Dissonance with the MSME Development Act
The preamble of the Micro, Small and Medium Enterprises Development Act 2006 (MSMED Act) clarifies that it has been made to facilitate the promotion and development and enhancing the competitiveness of MSMEs and for matters connected and incidental to it. Section 3 of the MSMED Act provides for establishment of a Board and the functions of the Board are to examine, make recommendations for development of these enterprises.

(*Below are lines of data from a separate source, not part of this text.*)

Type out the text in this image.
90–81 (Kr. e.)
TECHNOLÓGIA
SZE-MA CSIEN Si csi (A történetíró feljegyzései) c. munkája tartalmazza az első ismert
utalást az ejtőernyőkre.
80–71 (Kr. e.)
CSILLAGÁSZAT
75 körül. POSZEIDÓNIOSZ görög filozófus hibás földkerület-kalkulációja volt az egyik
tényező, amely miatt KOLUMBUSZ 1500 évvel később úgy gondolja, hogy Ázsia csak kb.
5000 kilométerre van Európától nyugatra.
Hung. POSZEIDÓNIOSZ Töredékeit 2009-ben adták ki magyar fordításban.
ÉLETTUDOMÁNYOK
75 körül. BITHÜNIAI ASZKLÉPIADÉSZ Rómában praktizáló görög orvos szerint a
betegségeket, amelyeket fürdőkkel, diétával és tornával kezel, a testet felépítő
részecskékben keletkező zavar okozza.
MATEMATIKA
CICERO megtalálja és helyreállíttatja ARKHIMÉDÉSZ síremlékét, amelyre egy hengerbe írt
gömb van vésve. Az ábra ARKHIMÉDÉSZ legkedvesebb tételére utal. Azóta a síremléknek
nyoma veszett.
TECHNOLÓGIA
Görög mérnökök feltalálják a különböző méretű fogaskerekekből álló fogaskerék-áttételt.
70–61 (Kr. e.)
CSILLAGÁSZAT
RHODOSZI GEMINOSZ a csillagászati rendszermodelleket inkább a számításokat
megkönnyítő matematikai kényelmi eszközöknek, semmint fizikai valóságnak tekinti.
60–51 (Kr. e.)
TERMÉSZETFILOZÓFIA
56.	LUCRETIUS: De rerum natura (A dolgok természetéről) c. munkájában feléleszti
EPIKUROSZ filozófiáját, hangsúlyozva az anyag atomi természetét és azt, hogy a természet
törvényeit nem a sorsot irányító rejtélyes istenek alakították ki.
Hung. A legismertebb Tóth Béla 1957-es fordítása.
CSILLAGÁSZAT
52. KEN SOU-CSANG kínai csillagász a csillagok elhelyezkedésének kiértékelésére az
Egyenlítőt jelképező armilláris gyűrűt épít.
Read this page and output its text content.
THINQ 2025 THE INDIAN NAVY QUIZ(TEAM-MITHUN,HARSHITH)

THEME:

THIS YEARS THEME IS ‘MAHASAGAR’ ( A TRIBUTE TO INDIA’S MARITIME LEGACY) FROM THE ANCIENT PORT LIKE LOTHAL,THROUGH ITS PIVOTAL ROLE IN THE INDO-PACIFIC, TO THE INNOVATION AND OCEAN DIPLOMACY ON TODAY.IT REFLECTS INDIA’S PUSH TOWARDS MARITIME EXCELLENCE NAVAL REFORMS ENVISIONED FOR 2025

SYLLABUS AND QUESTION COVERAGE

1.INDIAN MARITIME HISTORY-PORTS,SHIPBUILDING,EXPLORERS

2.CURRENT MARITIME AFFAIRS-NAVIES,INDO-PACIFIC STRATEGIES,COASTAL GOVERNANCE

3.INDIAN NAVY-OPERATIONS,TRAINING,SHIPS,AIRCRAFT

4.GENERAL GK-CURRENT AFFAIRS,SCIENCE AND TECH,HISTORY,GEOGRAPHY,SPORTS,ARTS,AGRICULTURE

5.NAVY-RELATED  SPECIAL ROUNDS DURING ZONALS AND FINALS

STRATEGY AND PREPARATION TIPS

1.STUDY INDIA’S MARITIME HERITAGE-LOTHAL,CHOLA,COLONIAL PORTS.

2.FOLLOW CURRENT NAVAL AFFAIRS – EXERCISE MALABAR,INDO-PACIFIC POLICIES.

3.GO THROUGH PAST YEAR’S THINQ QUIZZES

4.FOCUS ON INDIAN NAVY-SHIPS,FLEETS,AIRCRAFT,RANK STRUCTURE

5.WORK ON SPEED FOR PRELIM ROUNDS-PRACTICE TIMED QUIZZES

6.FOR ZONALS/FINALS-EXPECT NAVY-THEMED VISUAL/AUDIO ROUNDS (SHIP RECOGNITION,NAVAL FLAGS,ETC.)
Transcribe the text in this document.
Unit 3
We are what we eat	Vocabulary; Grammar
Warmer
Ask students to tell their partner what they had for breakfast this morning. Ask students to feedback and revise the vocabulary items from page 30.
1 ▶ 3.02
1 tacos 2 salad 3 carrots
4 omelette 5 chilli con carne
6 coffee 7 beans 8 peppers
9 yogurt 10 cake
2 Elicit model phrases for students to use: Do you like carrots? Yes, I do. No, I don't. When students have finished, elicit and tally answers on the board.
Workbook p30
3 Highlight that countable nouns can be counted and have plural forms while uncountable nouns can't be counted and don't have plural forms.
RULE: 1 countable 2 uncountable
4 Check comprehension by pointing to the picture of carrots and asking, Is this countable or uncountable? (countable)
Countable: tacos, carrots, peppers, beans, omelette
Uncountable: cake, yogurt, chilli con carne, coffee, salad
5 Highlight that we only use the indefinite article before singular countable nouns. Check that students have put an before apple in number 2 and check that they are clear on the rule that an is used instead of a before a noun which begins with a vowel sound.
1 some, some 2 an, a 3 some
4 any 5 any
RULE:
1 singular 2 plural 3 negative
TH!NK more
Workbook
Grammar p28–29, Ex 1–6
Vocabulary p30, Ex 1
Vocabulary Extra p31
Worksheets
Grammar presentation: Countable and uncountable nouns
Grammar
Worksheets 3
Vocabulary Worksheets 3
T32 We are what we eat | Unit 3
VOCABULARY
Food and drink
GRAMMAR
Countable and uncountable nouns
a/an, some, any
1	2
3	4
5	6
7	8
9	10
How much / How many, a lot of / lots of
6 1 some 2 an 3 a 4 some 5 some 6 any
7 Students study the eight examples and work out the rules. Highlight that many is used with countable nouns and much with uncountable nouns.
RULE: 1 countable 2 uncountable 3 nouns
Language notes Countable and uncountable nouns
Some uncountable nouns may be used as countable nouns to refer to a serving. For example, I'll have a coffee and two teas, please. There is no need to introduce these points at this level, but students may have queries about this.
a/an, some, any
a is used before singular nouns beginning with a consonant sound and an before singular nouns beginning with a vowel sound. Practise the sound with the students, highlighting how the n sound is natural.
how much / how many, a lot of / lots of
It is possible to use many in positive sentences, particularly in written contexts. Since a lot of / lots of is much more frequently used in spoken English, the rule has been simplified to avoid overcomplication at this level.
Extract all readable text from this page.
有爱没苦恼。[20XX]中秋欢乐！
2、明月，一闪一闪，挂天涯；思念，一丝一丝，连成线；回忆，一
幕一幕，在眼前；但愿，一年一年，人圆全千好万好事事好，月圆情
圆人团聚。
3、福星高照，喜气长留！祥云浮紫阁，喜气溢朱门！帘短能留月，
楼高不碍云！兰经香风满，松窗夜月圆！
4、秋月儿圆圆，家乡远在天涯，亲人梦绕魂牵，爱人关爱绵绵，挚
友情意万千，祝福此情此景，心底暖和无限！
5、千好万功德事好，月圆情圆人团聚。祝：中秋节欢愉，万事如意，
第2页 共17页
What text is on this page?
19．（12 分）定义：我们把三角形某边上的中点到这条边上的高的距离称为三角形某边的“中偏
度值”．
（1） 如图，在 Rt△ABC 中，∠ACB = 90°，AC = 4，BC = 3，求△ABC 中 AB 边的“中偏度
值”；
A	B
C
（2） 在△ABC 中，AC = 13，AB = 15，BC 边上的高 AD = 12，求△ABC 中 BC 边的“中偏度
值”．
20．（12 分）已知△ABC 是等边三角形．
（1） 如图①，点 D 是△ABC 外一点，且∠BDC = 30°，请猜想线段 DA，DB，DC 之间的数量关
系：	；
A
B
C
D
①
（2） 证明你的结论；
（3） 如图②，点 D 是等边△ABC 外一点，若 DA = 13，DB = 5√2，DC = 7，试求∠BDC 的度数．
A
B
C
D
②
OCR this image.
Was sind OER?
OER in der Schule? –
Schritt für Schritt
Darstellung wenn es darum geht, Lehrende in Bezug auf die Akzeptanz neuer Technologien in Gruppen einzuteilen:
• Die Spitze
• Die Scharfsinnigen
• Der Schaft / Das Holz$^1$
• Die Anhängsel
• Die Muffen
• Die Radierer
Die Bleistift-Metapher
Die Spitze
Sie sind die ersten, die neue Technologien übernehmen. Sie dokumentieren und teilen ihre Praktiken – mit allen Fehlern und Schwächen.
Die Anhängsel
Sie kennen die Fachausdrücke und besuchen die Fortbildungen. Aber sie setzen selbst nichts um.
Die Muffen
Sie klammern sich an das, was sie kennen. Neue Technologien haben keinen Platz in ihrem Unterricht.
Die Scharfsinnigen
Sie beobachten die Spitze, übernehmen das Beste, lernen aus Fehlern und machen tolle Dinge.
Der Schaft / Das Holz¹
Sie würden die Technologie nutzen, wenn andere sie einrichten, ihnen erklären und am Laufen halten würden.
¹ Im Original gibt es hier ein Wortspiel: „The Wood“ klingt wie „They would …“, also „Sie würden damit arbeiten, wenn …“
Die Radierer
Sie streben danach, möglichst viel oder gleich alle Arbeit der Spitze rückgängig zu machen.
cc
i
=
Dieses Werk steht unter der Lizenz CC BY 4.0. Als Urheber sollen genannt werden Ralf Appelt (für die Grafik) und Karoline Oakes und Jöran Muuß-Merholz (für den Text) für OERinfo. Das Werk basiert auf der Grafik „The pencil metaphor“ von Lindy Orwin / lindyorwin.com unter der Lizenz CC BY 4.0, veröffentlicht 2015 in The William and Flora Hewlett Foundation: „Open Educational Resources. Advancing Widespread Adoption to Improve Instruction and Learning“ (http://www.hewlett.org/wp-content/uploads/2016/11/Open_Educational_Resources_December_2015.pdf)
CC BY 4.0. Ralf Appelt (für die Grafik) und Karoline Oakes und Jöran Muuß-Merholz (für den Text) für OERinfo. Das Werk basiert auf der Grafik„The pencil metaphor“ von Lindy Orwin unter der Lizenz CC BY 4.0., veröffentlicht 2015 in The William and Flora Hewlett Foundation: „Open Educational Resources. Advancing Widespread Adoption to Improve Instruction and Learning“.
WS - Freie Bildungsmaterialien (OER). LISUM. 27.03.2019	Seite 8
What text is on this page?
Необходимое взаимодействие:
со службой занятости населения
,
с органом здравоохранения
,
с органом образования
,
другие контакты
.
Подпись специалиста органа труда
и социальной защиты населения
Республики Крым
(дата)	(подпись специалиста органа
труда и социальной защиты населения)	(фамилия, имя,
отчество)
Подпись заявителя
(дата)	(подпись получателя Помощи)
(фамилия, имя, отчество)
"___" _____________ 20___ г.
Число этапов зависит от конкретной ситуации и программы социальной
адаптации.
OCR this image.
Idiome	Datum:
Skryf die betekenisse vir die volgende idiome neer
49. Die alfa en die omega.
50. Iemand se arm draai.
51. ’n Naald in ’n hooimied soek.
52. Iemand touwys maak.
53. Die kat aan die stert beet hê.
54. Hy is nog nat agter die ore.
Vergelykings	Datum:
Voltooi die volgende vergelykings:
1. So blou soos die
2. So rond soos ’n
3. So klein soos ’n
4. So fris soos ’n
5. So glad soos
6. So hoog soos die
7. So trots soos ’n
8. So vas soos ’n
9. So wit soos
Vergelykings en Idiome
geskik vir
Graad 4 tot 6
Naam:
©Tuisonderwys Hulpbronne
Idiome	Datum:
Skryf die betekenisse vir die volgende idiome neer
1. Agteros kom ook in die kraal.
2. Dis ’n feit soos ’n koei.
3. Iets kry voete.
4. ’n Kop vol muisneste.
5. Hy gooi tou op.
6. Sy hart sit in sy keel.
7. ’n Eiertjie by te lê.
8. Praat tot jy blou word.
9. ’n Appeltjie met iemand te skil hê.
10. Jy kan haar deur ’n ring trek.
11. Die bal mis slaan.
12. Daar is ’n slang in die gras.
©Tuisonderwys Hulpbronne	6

The absence of the Board representation on the Sub-Committee formed to develop pre-pack could be reason for the failure to formulate a framework for the needs of MSMEs. The pre-pack model is based on debtor-in-possession model however, the initiation is only possible with the approval of creditors. The creditors would not want to go for voluntary haircut when the pre-pack could be invoked on a default of mere INR 10,00,000. Hence, the Code needs to reevaluate the provisions of the framework and harmonize them with the MSMED Act.
Conclusion
The pre-pack framework was introduced as a semi-formal process as compared to CIRP. However, the cases at hand showcase that it has ended being a court driven process. The voluntary haircuts and inherent conflict between the creditor and debtor could be reasons for fewer initiation under the framework. Further, interference of the court at each step makes the 120-day timeline unachievable. The Code must be revisited to harmonize it with the MSMED Act tailoring to the requirements of the MSME Sector.